Dale County Sheriff Wally Olson said Dykes was armed when officers entered the bunker to rescue the child. He said the boy was threatened but declined to elaborate.

"That's why we went inside — to save the child," he said.

Reunited with mom

Authorities said the boy, named Ethan, has been reunited with his mother and appears to be OK.

Richardson said he had been to the hospital to see the boy and he was laughing, joking, eating and "doing the things you'd expect a normal 5- or 6-year-old to do."

Michael Senn, pastor of a church near where reporters had been camped out since the standoff began, said he was relieved the child had been taken to safety. However, he also recalled the bus driver, Charles Albert Poland Jr., who had been hailed as a hero for protecting nearly two dozen other children on the bus before being shot by Dykes.

"As we rejoice tonight for (the boy) and his family, we still have a great emptiness in our community because a great man was lost in this whole ordeal," Senn said.

The rescue capped a long drama that drew international attention to this town of 2,400 people nestled amid peanut farms and cotton fields that has long relied on a strong Christian faith, a policy of "love thy neighbour" and the power of group prayer. The child's plight prompted nightly candlelight vigils.

Throughout the ordeal, authorities had been speaking with Dykes though a plastic pipe that went into the shelter.
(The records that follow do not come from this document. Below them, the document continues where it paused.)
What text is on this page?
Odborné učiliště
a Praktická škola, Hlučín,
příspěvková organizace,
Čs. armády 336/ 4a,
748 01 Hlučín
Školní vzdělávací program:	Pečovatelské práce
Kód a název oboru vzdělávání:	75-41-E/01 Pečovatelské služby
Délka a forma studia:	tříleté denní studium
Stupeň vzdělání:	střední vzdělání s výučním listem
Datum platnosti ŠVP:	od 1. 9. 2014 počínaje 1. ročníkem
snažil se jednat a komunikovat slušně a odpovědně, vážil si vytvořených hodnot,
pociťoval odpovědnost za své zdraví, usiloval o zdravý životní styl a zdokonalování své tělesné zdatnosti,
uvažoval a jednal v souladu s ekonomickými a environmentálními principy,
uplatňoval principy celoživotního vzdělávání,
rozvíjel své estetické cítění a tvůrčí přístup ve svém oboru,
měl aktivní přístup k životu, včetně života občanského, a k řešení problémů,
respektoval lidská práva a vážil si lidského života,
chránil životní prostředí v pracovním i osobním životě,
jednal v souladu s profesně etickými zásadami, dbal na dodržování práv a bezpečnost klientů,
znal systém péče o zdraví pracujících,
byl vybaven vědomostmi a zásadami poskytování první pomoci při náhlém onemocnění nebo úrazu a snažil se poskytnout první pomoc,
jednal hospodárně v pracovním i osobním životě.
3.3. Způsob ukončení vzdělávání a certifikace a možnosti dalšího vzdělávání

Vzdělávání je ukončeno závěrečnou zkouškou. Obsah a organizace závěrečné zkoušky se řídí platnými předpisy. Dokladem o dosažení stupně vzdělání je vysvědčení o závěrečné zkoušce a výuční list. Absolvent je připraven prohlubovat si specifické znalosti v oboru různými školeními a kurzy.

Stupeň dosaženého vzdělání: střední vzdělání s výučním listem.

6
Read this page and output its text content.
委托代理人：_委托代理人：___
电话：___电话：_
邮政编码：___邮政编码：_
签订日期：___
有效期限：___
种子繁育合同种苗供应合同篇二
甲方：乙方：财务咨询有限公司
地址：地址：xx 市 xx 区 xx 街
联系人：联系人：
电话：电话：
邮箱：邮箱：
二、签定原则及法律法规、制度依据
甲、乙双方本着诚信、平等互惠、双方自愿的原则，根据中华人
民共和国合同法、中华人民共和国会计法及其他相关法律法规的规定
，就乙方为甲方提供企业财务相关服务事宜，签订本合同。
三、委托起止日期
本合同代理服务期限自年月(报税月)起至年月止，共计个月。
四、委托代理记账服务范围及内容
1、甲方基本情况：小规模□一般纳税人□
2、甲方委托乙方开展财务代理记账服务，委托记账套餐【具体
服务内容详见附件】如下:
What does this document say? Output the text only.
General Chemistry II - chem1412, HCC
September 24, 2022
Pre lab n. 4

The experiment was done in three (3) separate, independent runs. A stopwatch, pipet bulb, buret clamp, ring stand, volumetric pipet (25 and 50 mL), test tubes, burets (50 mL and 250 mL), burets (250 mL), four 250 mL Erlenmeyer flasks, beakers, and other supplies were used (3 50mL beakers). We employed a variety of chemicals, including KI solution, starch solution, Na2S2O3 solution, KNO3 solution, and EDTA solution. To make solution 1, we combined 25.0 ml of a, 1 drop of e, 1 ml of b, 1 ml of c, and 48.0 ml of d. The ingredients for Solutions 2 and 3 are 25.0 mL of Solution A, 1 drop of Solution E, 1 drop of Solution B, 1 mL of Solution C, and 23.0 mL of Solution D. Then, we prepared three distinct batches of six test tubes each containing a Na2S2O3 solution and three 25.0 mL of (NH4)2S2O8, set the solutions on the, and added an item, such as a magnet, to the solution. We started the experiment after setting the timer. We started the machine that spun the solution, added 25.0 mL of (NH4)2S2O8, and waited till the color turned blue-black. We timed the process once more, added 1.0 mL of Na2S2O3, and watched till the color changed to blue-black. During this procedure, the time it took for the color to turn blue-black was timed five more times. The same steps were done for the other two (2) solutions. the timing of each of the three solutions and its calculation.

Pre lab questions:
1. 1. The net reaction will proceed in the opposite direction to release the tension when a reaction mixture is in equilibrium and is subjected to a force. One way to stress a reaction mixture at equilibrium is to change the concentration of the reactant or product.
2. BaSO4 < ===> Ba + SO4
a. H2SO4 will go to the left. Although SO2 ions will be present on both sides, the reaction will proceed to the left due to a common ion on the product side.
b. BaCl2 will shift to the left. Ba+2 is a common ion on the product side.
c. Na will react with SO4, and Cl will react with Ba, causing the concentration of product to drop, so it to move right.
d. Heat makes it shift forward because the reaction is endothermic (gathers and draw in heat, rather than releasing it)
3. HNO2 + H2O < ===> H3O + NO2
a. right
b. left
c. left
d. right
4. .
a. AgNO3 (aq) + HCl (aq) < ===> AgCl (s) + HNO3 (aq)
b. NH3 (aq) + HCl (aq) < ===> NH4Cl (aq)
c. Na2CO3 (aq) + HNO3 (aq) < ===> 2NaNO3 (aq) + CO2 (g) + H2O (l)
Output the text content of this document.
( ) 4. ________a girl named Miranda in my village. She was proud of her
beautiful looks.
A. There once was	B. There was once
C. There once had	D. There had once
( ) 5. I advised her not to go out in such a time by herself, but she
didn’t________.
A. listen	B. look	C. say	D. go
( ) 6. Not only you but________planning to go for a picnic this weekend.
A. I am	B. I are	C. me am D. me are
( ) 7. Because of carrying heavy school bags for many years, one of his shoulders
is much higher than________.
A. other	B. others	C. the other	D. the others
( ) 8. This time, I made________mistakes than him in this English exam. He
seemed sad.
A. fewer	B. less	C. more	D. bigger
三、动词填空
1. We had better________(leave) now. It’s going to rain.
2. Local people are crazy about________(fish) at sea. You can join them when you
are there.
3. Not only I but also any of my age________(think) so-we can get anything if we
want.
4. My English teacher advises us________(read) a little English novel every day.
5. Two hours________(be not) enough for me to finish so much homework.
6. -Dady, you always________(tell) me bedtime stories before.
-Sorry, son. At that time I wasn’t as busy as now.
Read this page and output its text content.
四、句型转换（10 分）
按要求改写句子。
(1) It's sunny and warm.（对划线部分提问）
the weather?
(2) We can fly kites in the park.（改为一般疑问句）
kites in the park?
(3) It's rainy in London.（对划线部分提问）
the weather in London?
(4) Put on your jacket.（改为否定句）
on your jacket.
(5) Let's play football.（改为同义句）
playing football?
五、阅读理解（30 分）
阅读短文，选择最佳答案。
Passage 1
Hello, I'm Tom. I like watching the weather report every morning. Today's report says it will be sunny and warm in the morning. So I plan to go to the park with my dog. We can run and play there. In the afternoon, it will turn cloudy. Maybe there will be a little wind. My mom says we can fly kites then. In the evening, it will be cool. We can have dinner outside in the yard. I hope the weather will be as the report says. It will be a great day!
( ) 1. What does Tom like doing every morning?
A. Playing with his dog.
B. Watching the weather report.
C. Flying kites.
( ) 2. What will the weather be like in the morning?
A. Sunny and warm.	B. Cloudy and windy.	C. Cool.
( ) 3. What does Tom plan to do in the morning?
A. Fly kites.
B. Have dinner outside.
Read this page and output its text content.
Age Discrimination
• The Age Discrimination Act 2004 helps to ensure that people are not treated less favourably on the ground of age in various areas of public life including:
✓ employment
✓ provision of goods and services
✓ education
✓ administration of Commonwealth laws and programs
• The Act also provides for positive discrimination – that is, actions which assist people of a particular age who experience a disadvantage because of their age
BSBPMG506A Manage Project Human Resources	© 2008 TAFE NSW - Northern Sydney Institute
They also sent items like food and medicine — the boy is said to have Asperger's syndrome and attention deficit hyperactivity disorder — into the bunker, which apparently had running water, heat and cable television but no toilet. The structure was about a metre underground, with about five square metres of floor space.

Neighbours feared Dykes

Neighbours described Dykes as a menacing, unpredictable man. Government records indicate he served in the Navy from 1964 to 1969, earning several awards, including the Vietnam Service Medal and the Good Conduct Medal.

He had some scrapes with the law in Florida, including a 1995 arrest for improper exhibition of a weapon. The misdemeanor was dismissed. He also was arrested for marijuana possession in 2000.

He returned to Alabama about two years ago, moving onto the rural tract about 100 metres from his nearest neighbours.

Arnold recalled that, for a time, Dykes lived in his pickup truck in the parking lot of the apartment complex where Dykes' sister lived. He would stay warm by building a fire in a can on the floorboard and kept boxes of letters he wrote to the president and the unspecified head of the mafia, Arnold said.

Dykes believed the government had control of many things, including a dog track he frequented in the Florida Panhandle. Arnold said that Dykes believed if a dog was getting too far ahead and wasn't supposed to win, the government would shock it.

Ronda Wilbur, a neighbour of Dykes who said the man beat her dog to death last year with a pipe, said she was relieved to be done with the stress of knowing Dykes was patrolling his yard and willing to shoot at anyone or anything that trespassed.

"The nightmare is over," she said. "It's been a long couple of years of having constant stress."

Corrections

  • An earlier version of this story said incorrectly in a photo caption that the five-year-old boy was Dykes's son. In fact, the boy was unrelated to his captor.